28Gary_Drescher04 February 2010 06:47PM

According to Ingredients of Timeless Decision Theory, when you set up a factored causal graph for TDT, "You treat your choice as determining the result of the logical computation, and hence all instantiations of that computation, and all instantiations of other computations dependent on that logical computation", where "the logical computation" refers to the TDT-prescribed argmax computation (call it C) that takes all your observations of the world (from which you can construct the factored causal graph) as input, and outputs an action in the present situation.

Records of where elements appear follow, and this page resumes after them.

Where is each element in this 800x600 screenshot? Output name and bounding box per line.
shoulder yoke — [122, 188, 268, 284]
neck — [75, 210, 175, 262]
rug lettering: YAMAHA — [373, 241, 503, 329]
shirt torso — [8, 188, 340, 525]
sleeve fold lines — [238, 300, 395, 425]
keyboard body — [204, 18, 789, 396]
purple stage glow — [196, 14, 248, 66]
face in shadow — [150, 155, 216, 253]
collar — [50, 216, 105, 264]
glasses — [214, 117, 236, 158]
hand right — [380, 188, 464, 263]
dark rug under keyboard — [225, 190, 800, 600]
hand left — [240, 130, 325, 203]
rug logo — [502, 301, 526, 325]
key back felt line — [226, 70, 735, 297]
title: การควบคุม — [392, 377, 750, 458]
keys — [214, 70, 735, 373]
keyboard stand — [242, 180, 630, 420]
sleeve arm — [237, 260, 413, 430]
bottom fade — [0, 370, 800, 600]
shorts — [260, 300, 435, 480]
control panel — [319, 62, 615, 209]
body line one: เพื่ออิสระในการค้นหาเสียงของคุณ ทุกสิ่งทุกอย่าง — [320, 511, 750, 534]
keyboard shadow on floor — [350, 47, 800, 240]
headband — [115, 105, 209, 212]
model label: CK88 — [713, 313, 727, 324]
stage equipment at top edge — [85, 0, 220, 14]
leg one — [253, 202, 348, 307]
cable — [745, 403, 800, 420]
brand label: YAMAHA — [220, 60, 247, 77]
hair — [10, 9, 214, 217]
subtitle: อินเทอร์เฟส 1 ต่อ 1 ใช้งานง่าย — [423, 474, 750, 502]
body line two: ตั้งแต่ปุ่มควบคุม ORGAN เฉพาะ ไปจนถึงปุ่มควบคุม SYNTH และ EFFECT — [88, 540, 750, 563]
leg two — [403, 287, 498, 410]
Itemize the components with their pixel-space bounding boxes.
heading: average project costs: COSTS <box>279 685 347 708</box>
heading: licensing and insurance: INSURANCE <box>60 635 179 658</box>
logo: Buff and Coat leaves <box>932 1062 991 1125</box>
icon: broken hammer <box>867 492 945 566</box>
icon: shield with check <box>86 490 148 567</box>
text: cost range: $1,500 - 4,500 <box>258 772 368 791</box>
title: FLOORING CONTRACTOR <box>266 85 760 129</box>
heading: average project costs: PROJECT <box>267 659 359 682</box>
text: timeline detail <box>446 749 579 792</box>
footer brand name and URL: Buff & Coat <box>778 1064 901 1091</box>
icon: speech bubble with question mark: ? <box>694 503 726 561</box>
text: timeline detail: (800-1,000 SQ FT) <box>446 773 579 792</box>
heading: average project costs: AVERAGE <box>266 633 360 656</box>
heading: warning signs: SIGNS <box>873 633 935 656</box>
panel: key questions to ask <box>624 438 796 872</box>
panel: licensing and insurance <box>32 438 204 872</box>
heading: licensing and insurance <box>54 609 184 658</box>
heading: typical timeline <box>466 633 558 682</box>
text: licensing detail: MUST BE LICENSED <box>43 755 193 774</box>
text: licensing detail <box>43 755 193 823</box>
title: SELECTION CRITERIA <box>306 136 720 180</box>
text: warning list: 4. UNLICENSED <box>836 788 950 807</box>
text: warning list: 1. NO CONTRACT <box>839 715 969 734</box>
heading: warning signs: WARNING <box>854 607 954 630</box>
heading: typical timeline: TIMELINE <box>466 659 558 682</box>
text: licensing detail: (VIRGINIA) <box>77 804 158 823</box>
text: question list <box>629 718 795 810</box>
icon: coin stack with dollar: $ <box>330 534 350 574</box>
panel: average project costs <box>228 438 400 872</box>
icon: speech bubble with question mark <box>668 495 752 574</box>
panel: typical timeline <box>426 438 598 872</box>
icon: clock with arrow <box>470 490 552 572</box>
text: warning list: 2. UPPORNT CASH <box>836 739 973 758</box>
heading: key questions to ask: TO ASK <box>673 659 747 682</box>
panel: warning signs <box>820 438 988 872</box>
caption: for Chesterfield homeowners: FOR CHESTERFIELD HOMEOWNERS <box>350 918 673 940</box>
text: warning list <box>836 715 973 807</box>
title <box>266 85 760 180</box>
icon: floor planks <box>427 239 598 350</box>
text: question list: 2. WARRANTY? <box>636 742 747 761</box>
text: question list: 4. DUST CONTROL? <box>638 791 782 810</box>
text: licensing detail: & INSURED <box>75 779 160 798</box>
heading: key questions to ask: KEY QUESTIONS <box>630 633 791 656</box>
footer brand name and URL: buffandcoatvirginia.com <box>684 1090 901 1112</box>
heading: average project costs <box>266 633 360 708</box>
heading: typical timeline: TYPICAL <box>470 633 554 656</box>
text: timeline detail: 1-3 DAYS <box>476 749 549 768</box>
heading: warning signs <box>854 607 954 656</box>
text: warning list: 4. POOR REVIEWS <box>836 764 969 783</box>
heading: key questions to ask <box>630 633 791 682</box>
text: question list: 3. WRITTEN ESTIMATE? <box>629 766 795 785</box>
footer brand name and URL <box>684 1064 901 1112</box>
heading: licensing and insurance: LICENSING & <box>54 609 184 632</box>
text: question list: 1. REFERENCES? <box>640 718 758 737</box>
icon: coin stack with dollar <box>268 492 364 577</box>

I asked Eliezer to clarify what it means for another logical computation D to be either the same as C, or "dependent on" C, for purposes of the TDT algorithm. Eliezer answered:

For D to depend on C means that if C has various logical outputs, we can infer new logical facts about D's logical output in at least some cases, relative to our current state of non-omniscient logical knowledge.  A nice form of this is when supposing that C has a given exact logical output (not yet known to be impossible) enables us to infer D's exact logical output, and this is true for every possible logical output of C. Non-nice forms would be harder to handle in the decision theory but we might perhaps fall back on probability distributions over D.

I replied as follows (which Eliezer suggested I post here).

If that's what TDT means by the logical dependency between Platonic computations, then TDT may have a serious flaw.